Their report, in October 2003 (https://en.wikisource.org/wiki/The_Moorer_Report) was totally different from that of the preceding official inquiry. A shortened version of their main conclusions is as follows:
· The torpedo boat attack involved not only the firing of torpedoes, but the machine-gunning of Liberty's firefighters and stretcher-bearers as they struggled to save their ship and crew; the Israeli torpedo boats later returned to machine-gun at close range three of the Liberty's life rafts that had been lowered into the water by survivors to rescue the most seriously wounded;
· There is compelling evidence that Israel's attack was a deliberate attempt to destroy an American ship and kill her entire crew;
· Fearing conflict with Israel, the White House deliberately prevented the U.S. Navy from coming to the defense of USS Liberty by recalling Sixth Fleet military rescue support while the ship was under attack;
· Surviving crewmembers were later threatened with "court-martial, imprisonment or worse" if they exposed the truth; and were abandoned by their own government;
· There had been an official cover-up without precedent in American naval history.
· That due to continuing pressure by the pro-Israel lobby in the United States, this attack remains the only serious naval incident that has never been thoroughly investigated by Congress; to this day, no surviving crewmember has been permitted to officially and publicly testify about the attack;
· A danger to national security exists whenever elected officials are willing to subordinate American interests to those of any foreign nation, and specifically are unwilling to challenge Israel's interests when they conflict with American interests; this policy, evidenced by the failure to defend USS Liberty and the subsequent official cover-up of the Israeli attack, endangers the safety of Americans and the security of the United States.

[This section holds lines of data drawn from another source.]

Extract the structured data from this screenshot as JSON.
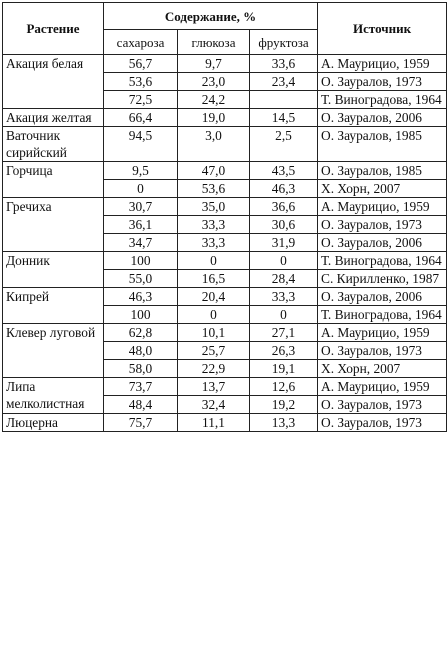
{
  "headers": {
    "plant": "Растение",
    "content": "Содержание, %",
    "sucrose": "сахароза",
    "glucose": "глюкоза",
    "fructose": "фруктоза",
    "source": "Источник"
  },
  "groups": [
    {
      "plant": "Акация белая",
      "rows": [
        [
          "56,7",
          "9,7",
          "33,6",
          "А. Маурицио, 1959"
        ],
        [
          "53,6",
          "23,0",
          "23,4",
          "О. Зауралов, 1973"
        ],
        [
          "72,5",
          "24,2",
          "",
          "Т. Виноградова, 1964"
        ]
      ]
    },
    {
      "plant": "Акация желтая",
      "rows": [
        [
          "66,4",
          "19,0",
          "14,5",
          "О. Зауралов, 2006"
        ]
      ]
    },
    {
      "plant": "Ваточник сирийский",
      "rows": [
        [
          "94,5",
          "3,0",
          "2,5",
          "О. Зауралов, 1985"
        ]
      ]
    },
    {
      "plant": "Горчица",
      "rows": [
        [
          "9,5",
          "47,0",
          "43,5",
          "О. Зауралов, 1985"
        ],
        [
          "0",
          "53,6",
          "46,3",
          "Х. Хорн, 2007"
        ]
      ]
    },
    {
      "plant": "Гречиха",
      "rows": [
        [
          "30,7",
          "35,0",
          "36,6",
          "А. Маурицио, 1959"
        ],
        [
          "36,1",
          "33,3",
          "30,6",
          "О. Зауралов, 1973"
        ],
        [
          "34,7",
          "33,3",
          "31,9",
          "О. Зауралов, 2006"
        ]
      ]
    },
    {
      "plant": "Донник",
      "rows": [
        [
          "100",
          "0",
          "0",
          "Т. Виноградова, 1964"
        ],
        [
          "55,0",
          "16,5",
          "28,4",
          "С. Кирилленко, 1987"
        ]
      ]
    },
    {
      "plant": "Кипрей",
      "rows": [
        [
          "46,3",
          "20,4",
          "33,3",
          "О. Зауралов, 2006"
        ],
        [
          "100",
          "0",
          "0",
          "Т. Виноградова, 1964"
        ]
      ]
    },
    {
      "plant": "Клевер луговой",
      "rows": [
        [
          "62,8",
          "10,1",
          "27,1",
          "А. Маурицио, 1959"
        ],
        [
          "48,0",
          "25,7",
          "26,3",
          "О. Зауралов, 1973"
        ],
        [
          "58,0",
          "22,9",
          "19,1",
          "Х. Хорн, 2007"
        ]
      ]
    },
    {
      "plant": "Липа мелколистная",
      "rows": [
        [
          "73,7",
          "13,7",
          "12,6",
          "А. Маурицио, 1959"
        ],
        [
          "48,4",
          "32,4",
          "19,2",
          "О. Зауралов, 1973"
        ]
      ]
    },
    {
      "plant": "Люцерна",
      "rows": [
        [
          "75,7",
          "11,1",
          "13,3",
          "О. Зауралов, 1973"
        ]
      ]
    }
  ]
}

These navy top-brass were not alone in their contempt for the official inquiry. Among the many Washington insiders who were skeptical was the then Secretary of State Dean Rusk, who stated in his memoirs: “I was never satisfied with the Israeli explanation. Their sustained attack to disable and sink Liberty precluded an assault by accident or some trigger-happy local commander. Through diplomatic channels we refused to accept their explanations. I didn't believe them then, and I don't believe them to this day. The attack was outrageous."
“The loss of liberty” and “USS Liberty: Dead in The Water” are two of numerous documentaries available on YouTube.